Aber fangen wir am Anfang an.

Konkurrenz: ein Naturgesetz

Wenn ich etwas zu schreiben habe - eine Predigt oder einen Artikel - arbeite ich gerne in einem Cafe. Da kann ich mich wunderbar konzentrieren, manchmal sogar besser, als wenn ich allein im Büro sitze.

Vor einiger Zeit hatte ich dabei ein schönes Erlebnis. Mein Notebook stand vor mir und ich tippte an einer Predigt. Am Nachbartisch sass eine Familie mit drei kleinen Mädchen. Es dauerte nicht lang bis sie entdeckten, dass gegenüber an der Wand ein großer Spiegel hing.

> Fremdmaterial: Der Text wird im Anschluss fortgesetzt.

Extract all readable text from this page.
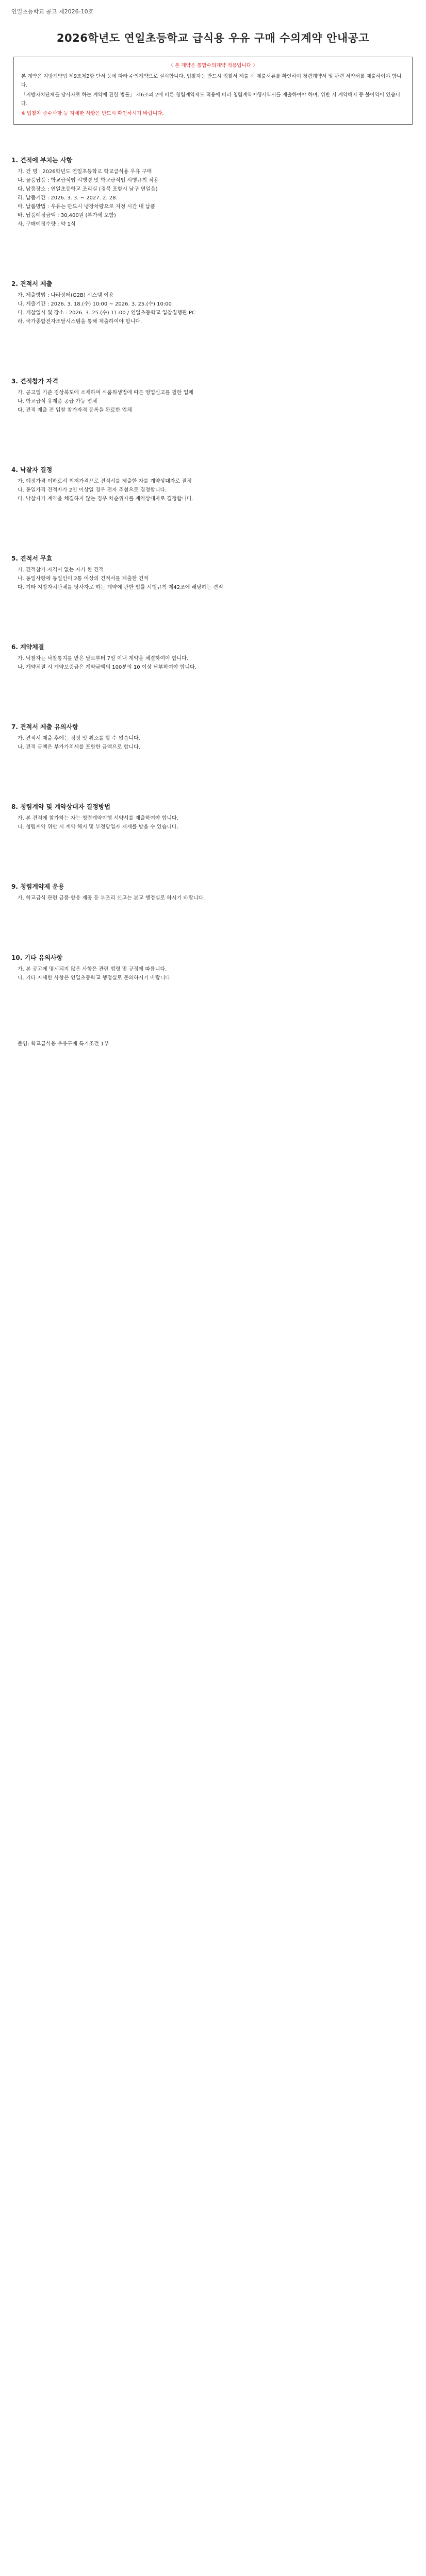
연일초등학교 공고 제2026-10호
2026학년도 연일초등학교 급식용 우유 구매 수의계약 안내공고
〈 본 계약은 통합수의계약 적용입니다 〉

본 계약은 지방계약법 제9조제2항 단서 등에 따라 수의계약으로 실시합니다. 입찰자는 반드시 입찰서 제출 시 제출서류를 확인하여 청렴계약서 및 관련 서약서를 제출하여야 합니다.

「지방자치단체를 당사자로 하는 계약에 관한 법률」 제6조의 2에 따른 청렴계약제도 적용에 따라 청렴계약이행서약서를 제출하여야 하며, 위반 시 계약해지 등 불이익이 있습니다.

※ 입찰자 준수사항 등 자세한 사항은 반드시 확인하시기 바랍니다.

1. 견적에 부치는 사항
가. 건 명 : 2026학년도 연일초등학교 학교급식용 우유 구매
나. 물품납품 : 학교급식법 시행령 및 학교급식법 시행규칙 적용
다. 납품장소 : 연일초등학교 조리실 (경북 포항시 남구 연일읍)
라. 납품기간 : 2026. 3. 3. ~ 2027. 2. 28.
마. 납품방법 : 우유는 반드시 냉장차량으로 지정 시간 내 납품
바. 납품예정금액 : 30,400원 (부가세 포함)
사. 구매예정수량 : 약 1식
2. 견적서 제출
가. 제출방법 : 나라장터(G2B) 시스템 이용
나. 제출기간 : 2026. 3. 18.(수) 10:00 ~ 2026. 3. 25.(수) 10:00
다. 개찰일시 및 장소 : 2026. 3. 25.(수) 11:00 / 연일초등학교 입찰집행관 PC
라. 국가종합전자조달시스템을 통해 제출하여야 합니다.
3. 견적참가 자격
가. 공고일 기준 경상북도에 소재하며 식품위생법에 따른 영업신고를 필한 업체
나. 학교급식 유제품 공급 가능 업체
다. 견적 제출 전 입찰 참가자격 등록을 완료한 업체
4. 낙찰자 결정
가. 예정가격 이하로서 최저가격으로 견적서를 제출한 자를 계약상대자로 결정
나. 동일가격 견적자가 2인 이상일 경우 전자 추첨으로 결정합니다.
다. 낙찰자가 계약을 체결하지 않는 경우 차순위자를 계약상대자로 결정합니다.
5. 견적서 무효
가. 견적참가 자격이 없는 자가 한 견적
나. 동일사항에 동일인이 2통 이상의 견적서를 제출한 견적
다. 기타 지방자치단체를 당사자로 하는 계약에 관한 법률 시행규칙 제42조에 해당하는 견적
6. 계약체결
가. 낙찰자는 낙찰통지를 받은 날로부터 7일 이내 계약을 체결하여야 합니다.
나. 계약체결 시 계약보증금은 계약금액의 100분의 10 이상 납부하여야 합니다.
7. 견적서 제출 유의사항
가. 견적서 제출 후에는 정정 및 취소를 할 수 없습니다.
나. 견적 금액은 부가가치세를 포함한 금액으로 합니다.
8. 청렴계약 및 계약상대자 결정방법
가. 본 견적에 참가하는 자는 청렴계약이행 서약서를 제출하여야 합니다.
나. 청렴계약 위반 시 계약 해지 및 부정당업자 제재를 받을 수 있습니다.
9. 청렴계약제 운용
가. 학교급식 관련 금품·향응 제공 등 부조리 신고는 본교 행정실로 하시기 바랍니다.
10. 기타 유의사항
가. 본 공고에 명시되지 않은 사항은 관련 법령 및 규정에 따릅니다.
나. 기타 자세한 사항은 연일초등학교 행정실로 문의하시기 바랍니다.
붙임: 학교급식용 우유구매 특기조건 1부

Er reichte vom Boden bis zur Decke.

Eines der Mädchen stellte sich vor den Spiegel, begann zu tanzen und schaute sich selbst dabei ganz begeistert zu. Aber es dauerte nicht lange, da kam eine ihrer Schwestern, drängte sich vor sie, und liess nicht zu, dass die kleine Tänzerin noch ihr Spiegelbild sehen konnte. Es war unübersehbar, wie sie das genoss. Sie hatte einen Weg gefunden, Macht auszuüben über ihre Schwester. Sie war in diesem Augenblick die Stärkere.

Aber etwas später konnte ich auch das genaue Gegenteil beobachten: da sassen zwei der Mädchen eng umschlungen da und lachten sich im Spiegel verliebt an, frei und unbeschwert, wie es nur Kinder können.

Das sind tatsächlich zwei Seiten in uns, in jedem von uns. Wir sind fähig zu selbstloser Liebe. Wir sehnen uns nach Annahme, aber auch danach, Liebe zu schenken. Aber dann gibt es auch die Sehnsucht danach, Macht auszuüben. Den anderen kleiner zu machen. Zu zeigen, wer das Sagen hat, wer der Stärkere ist.

Von Anfang an ist unser Verhalten geprägt von Wettbewerb.

Katja Thimm schreibt im Spiegel1 über die Konkurrenz zwischen Geschwistern:

… vom ersten gemeinsam verbrachten Lebensjahr an prägen Eifersucht und Rivalität ihre Beziehung. Mit neun Monaten schon bemerkt der Mensch, dass er andere mit Geschrei, Gebrabbel und süßem Lächeln zu Aufmerksamkeit zwingen kann. Fortan ahnt er, dass all die anderen schreienden, brabbelnden und lächelnden Wesen um ihn herum Rivalen sind, und reagiert eifersüchtig.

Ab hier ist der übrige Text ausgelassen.